Écrire Des journalistes doivent être libérés immédiatement

Le 16 février, le deuxième tribunal pénal d’Erbil, capitale de la région du Kurdistan irakien, a condamné les journalistes et militants Sherwan Sherwani, Guhdar Zebari, Hariwan Issa, Ayaz Karan et Shvan Saeed à six ans d’emprisonnement à l’issue d’un procès inique, sur la base de charges forgées de toutes pièces de « déstabilisation de la sécurité et de la stabilité de la région du Kurdistan irakien ».

Ces cinq journalistes observent actuellement une grève de la faim dans l’attente de leur jugement en appel, qui devrait être rendu d’ici le 16 mars.

Ils doivent être libérés immédiatement et sans condition.

Ces cinq militants et journalistes ont été arrêtés en octobre 2020 par les Asayish (forces de sécurité kurdes) et immédiatement inculpés d’« espionnage » et de « déstabilisation de la sécurité nationale ». Selon les éléments du dossier que son avocat a pu consulter, Sherwan Sherwani a été accusé d’espionnage en raison de ses activités militantes et de voyages qu’il a effectués à l’étranger pour participer à des formations en journalisme, ainsi que pour avoir perçu une somme de 5 000 dollars des États-Unis de l’Association des avocats américains. L’avocat n’a pas pu examiner le dossier des autres journalistes.

Le Premier ministre du gouvernement régional du Kurdistan, Masrour Barzani, avait déjà affirmé que les détenus étaient des espions et des saboteurs et les avait accusés de travailler pour des gouvernements étrangers afin de planifier des attentats. Dindar Zebari, coordonnateur du gouvernement régional du Kurdistan pour le plaidoyer international, a soutenu que les cinq militants et professionnels des médias n’avaient pas été condamnés en raison de leur travail de journalistes.

D’après les informations dont dispose Amnesty International, les Asayish ont fait des descentes au domicile ou sur le lieu de travail des cinq journalistes et les ont arrêtés, parfois de façon brutale et inhumaine. Les forces de sécurité ont ainsi tiré Guhdar Zebari hors de son lit, lui ont couvert les yeux et l’ont menotté, sans même présenter de mandat d’arrêt. De même, des membres des Asayish et de la police locale d’Erbil - arrivés à bord de six voitures de police et véhicules 4x4 - ont encerclé le domicile de Sherwan Sherwani vers 16 h 30 le 7 octobre 2020, dans la ville d’Erbil, et ont immédiatement enfermé les membres de sa famille dans une pièce de la maison. Les Asayish ont ensuite fouillé le domicile de Sherwan Sherwani, saisissant du matériel électronique, dont son ordinateur portable, son appareil photo, son téléphone et des documents avant de lui passer les menottes. Ils l’ont couché en joue, puis l’ont traîné hors de la maison.

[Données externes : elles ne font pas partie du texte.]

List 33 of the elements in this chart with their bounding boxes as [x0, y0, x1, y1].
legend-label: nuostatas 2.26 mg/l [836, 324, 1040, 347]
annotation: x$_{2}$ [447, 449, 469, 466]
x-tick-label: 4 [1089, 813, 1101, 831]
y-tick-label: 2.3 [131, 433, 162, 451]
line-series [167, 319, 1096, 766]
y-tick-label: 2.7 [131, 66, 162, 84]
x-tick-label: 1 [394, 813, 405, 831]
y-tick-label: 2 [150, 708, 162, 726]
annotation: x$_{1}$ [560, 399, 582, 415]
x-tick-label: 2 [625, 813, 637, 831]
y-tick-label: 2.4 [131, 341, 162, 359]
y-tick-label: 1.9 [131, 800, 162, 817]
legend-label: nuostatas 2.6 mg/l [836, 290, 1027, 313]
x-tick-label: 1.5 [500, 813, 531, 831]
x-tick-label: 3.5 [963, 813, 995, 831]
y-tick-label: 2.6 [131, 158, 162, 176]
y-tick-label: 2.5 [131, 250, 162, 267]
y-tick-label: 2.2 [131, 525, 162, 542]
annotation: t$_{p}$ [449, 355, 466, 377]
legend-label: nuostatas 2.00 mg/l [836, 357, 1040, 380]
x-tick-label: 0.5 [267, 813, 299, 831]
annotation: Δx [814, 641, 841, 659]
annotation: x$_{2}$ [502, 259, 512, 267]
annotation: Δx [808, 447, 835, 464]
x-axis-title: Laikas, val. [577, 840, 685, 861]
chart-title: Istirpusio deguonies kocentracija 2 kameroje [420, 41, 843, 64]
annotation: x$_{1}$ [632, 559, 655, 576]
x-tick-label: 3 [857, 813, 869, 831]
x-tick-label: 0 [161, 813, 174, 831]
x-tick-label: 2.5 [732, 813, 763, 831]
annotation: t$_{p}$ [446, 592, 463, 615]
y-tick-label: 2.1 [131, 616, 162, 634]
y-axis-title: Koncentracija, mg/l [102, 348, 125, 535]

Amnesty International a reçu une copie du jugement, qui indique que les cinq hommes ont été condamnés à des peines d’emprisonnement en vertu des dispositions de l’article premier de la Loi n° 21 de 2003 du Parlement du Kurdistan irakien et des articles 47, 48 et 49 du Code pénal irakien. Le tribunal a également décidé qu’ils seraient placés sous surveillance policière pendant une période de cinq ans après avoir fini de purger leur peine, et que leurs téléphones, ordinateurs portables et appareils photos seraient saisis. Après la condamnation des cinq journalistes, le tribunal a émis un mandat d’arrêt visant le frère de Shvan Saeed, Ayhan Saeed. Deux autres mandats d’arrêt ont été décernés à l’encontre du journaliste Difaa Harki et du militant Qaidar Hussein. Ces trois mandats évoquent des chefs d’inculpation liés à la sécurité nationale au titre de la Loi n° 21.

Amnesty International a par le passé rassemblé des informations sur des cas de dispersion violente et d’arrestations massives et préventives de manifestants dans la la région du Kurdistan irakien et en particulier dans la province de Dahuk. En janvier 2020, des membres des Asayish ont procédé à de nombreuses arrestations dans la province de Dahuk, qui ont touché plusieurs dizaines de manifestants, de militants, de journalistes et de simples passants probablement. Des membres des Asayish ont également arrêté, dans le secteur de Baadre (province de Dahuk), un journaliste et deux cybermilitants qui, selon leurs proches, étaient en route pour Dahuk, où ils voulaient participer à un rassemblement pacifique.